Bad propagation of 1.2.5 gems

It has come to my attention that errors with gem propagation reported by users on the official blog in mid-October [1][2] seem to persist.

If you do “gem upgrade activesupport”, version “1.4.4.7843” is installed, but rails gem 1.2.5.7843 requires activesupport 1.4.3.7843. The installation of Rails 1.2.5 fails with the following error:

ERROR: While executing gem … (Gem::GemNotFoundException) Could not find activesupport (= 1.4.3.7843 ) in any repository

Also, doing “gem install rails -v 1.2.5” doesn’t seem to install necessary dependencies.

One is only able to install Rails from gems.rubyonrails.org as source:

gem install -y rails --source http://gems.rubyonrails.org/

The “rails-1.2.5.7919” gem is then installed with correct dependencies.

Does anyone know what caused these oddities with dependencies and incomplete propagation of gems? Thanks,

  • Mislav

[1] http://weblog.rubyonrails.org/2007/10/12/rails-1-2-5-maintenance-release [2] http://weblog.rubyonrails.org/2007/9/30/rails-2-0-0-preview-release

Yes, this is indeed a bug. Depending on how you look at it, it's either

1. a bad specification in the rails 1.2.5.7843 gemspec which points to the non-existent activesupport 1.4.3.7843, or

2. a failure to upload activesupport 1.4.3.7843.

The ROOT cause of this, however, is the rather strange version-numbering scheme for edge rails gems. The approach of appending the revision number to the current 'regular' version number is less-than-optimal for a couple of reasons:

A.) The sequential ordering of gem versions results in different release lines being mixed together. For example:   1. 1.2.5.7919 (2.0 trunk)   2. 1.2.5 (1.2 branch)   3. 1.2.4.7794 (2.0 trunk)   4. 1.2.4 (1.2 branch)   5. etc.

B.) Confusion which can result in incorrect dependencies being specified (which happened in this case, with the mistake being made by whoever packaged and released the gem)

A more sensible solution would be to give a real major or minor version number to all trunk/edge releases. This might require a little more planning for the Rails devs, but it would make life a lot simpler. As long as you still kept the edge gems only on the gems.rubyonrails.server and not rubyforge, this would work fine. Then you would have sensibly-sorted versions like this:   1. 2.0.0.7919 (2.0)   2. 2.0.0.7749 (2.0)   3. 1.2.5 (1.2)   4. 1.2.4 (1.2)

...then, for the first "public" release, version it as 2.0.1, push it to rubyforge, and all is well.

Then, there would be no confusion of which major/minor/tiny prefix went with the associated edge revision prefix and the wierd mixing of different releases branches when you sort versions. As long as the devs can proactively decide what the next major release version will be.

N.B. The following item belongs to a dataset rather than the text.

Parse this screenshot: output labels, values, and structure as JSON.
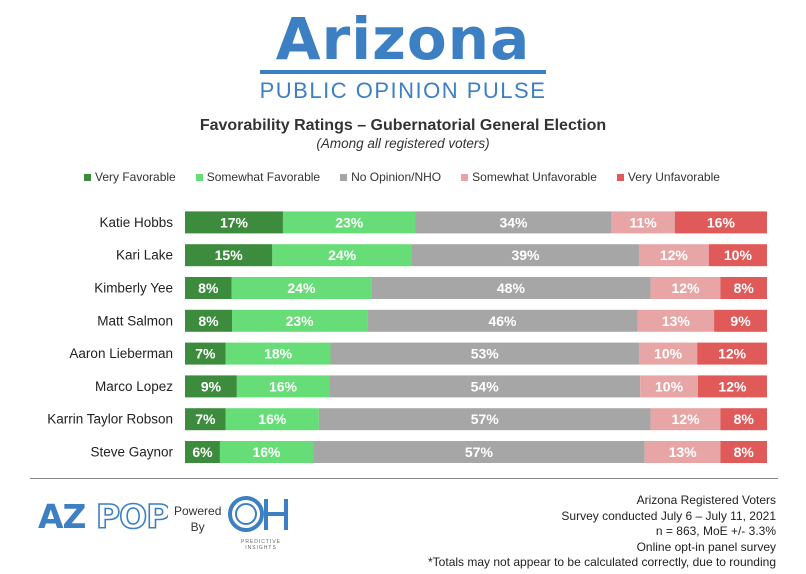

This would also have the benefit of making it much easier to "float" on the latest edge gem, using a RubyGems version spec with the "pessemistic" operator like "~= 2.0.0.0"

I've opened this as [10074] ([1]).

Thanks, --Chad

[1] http://dev.rubyonrails.org/ticket/10074

...then, for the first "public" release, version it as 2.0.1, push it to rubyforge, and all is well.

That seems like a decent idea. However we could also use 1.9.9.svnrevision for the Release candidate and 2.0.0 for the public release, right?

You could. But it seems more sensible to have the "MAJOR" and "MINOR" portions be unchanged, and have the beta release versions be more similar to what the final release will be. Is it really that important that the "TINY" portion of the real release ends in zero? If all releases from trunk at least incremented the "MINOR", it shouldn't matter...

-- Chad

> That seems like a decent idea. However we could also use > 1.9.9.svnrevision for the Release candidate and 2.0.0 for the public > release, right?

You could. But it seems more sensible to have the "MAJOR" and "MINOR" portions be unchanged, and have the beta release versions be more similar to what the final release will be. Is it really that

Given that David's announcement refers to the beta gems as a "2.0 preview release", the 2.0 version numbering for those gems would seem consistent. I'd also suggest that using the beta gems means I'm 'closer' philosphically speaking to Rails 2.x than 1.x. 1.2.5.xxxx is particularly heinous (as compared with 1.9.9) as the code is much 'further away' from 1.2.5 than the build incremenent would suggest.